Published 11 December 2013

Alan Bennett’s Olivier Award-winning comedy about a group of pupils preparing to take Oxbridge entrance examinations is the UK’s most popular play according to a survey carried out by English Touring Theatre (ETT).

The piece, first staged at the National Theatre in 2004, beat Michael Frayn’s farce Noises Off and William Shakespeare’s masterpiece Hamlet into second and third place.

Tom Stoppard’s Arcadia, Oscar Wilde’s The Importance Of Being Earnest, Jez Butterworth’s Jerusalem, JB Priestley’s An Inspector Calls and Shakespeare’s Twelfth Night, Macbeth and King Lear completed the top ten.

Speaking about the results, Rachel Tackley, ETT’s Director, said: “Over 1,400 plays featured in the results which is astonishing and speaks volumes about the health of British theatre and the variety on offer to audiences. It’s wonderful that two such glorious playwrights as Alan Bennett and Michael Frayn sit alongside Shakespeare at the top of the list.”

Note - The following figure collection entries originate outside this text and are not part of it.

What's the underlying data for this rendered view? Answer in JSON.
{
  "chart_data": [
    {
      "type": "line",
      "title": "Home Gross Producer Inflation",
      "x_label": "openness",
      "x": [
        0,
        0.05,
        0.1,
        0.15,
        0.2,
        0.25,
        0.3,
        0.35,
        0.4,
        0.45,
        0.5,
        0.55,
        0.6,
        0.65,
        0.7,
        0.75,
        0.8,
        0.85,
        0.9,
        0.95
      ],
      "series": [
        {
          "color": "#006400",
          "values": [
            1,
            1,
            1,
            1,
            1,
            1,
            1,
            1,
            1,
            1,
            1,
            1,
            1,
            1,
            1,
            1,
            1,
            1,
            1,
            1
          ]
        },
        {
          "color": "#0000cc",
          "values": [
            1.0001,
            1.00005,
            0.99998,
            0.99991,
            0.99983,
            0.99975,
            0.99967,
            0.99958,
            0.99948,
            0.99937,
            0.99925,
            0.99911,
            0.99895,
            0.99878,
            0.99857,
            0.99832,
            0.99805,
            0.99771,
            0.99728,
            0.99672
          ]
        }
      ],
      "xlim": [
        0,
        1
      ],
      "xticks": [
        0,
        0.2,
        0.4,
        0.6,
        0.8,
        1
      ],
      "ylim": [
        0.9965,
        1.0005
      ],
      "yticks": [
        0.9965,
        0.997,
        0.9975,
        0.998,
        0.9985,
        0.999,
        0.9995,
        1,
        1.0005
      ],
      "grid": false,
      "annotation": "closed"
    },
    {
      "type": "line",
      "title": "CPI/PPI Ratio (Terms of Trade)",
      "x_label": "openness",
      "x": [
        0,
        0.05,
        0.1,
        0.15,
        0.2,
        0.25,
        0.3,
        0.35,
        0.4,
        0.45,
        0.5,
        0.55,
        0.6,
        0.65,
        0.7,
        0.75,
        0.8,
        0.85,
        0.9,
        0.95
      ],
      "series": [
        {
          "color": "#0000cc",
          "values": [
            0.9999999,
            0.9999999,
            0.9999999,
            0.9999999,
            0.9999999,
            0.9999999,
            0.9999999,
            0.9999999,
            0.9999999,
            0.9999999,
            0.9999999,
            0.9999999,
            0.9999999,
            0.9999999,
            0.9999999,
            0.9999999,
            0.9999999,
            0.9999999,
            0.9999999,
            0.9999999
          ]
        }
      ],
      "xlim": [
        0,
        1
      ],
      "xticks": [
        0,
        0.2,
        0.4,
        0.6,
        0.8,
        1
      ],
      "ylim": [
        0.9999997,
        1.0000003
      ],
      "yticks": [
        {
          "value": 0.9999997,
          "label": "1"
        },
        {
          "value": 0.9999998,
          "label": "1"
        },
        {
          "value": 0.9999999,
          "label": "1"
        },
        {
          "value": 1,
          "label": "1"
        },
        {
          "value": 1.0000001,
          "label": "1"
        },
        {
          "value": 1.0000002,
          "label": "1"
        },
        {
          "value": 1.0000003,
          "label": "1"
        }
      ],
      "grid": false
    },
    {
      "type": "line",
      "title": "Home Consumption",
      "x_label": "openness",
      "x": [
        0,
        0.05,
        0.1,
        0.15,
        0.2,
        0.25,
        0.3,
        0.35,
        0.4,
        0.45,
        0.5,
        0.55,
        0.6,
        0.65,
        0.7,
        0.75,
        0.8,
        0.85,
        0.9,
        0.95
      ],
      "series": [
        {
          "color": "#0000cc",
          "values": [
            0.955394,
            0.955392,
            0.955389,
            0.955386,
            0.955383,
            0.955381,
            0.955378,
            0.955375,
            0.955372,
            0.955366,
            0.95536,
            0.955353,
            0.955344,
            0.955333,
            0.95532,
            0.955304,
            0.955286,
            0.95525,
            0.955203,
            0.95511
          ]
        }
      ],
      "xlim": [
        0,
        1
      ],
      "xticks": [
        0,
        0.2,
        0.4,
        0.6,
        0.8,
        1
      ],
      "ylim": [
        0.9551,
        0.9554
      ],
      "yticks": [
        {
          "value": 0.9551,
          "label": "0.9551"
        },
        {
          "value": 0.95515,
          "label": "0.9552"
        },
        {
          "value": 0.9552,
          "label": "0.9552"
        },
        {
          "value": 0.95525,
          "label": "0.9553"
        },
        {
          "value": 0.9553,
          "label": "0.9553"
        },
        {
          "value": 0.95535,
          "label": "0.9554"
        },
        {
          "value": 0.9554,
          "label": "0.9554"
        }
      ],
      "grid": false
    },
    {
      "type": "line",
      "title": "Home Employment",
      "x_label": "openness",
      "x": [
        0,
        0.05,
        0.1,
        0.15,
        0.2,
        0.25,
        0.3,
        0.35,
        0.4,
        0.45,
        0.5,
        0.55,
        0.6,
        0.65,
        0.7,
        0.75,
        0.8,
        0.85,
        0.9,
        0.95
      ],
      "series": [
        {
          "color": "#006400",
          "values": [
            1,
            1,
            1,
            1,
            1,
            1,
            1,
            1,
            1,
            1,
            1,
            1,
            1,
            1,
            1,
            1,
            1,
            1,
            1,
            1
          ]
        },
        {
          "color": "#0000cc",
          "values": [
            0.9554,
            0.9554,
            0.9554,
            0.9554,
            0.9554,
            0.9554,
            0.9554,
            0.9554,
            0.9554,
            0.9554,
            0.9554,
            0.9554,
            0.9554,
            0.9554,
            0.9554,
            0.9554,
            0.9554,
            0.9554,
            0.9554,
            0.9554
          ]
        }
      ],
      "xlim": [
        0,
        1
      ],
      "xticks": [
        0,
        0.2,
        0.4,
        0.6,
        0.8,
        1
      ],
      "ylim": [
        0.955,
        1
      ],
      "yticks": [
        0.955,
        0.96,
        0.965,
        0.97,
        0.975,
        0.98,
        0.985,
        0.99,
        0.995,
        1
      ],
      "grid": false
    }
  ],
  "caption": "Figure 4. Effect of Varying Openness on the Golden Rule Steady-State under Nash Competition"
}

While The History Boys topped the voting in the East of England, the Midlands, the North East and North West, in London and the South East the most recently written play in the top 10, Butterworth’s Jerusalem, proved most popular.

ETT commissioned the poll to mark its 21st birthday. The company plans to stage nine of the most popular shows in 2014 alongside its regular touring schedule of 12 productions, to bring the number of productions for the year to a suitable 21.

Details of which shows will be staged and where are yet to be revealed.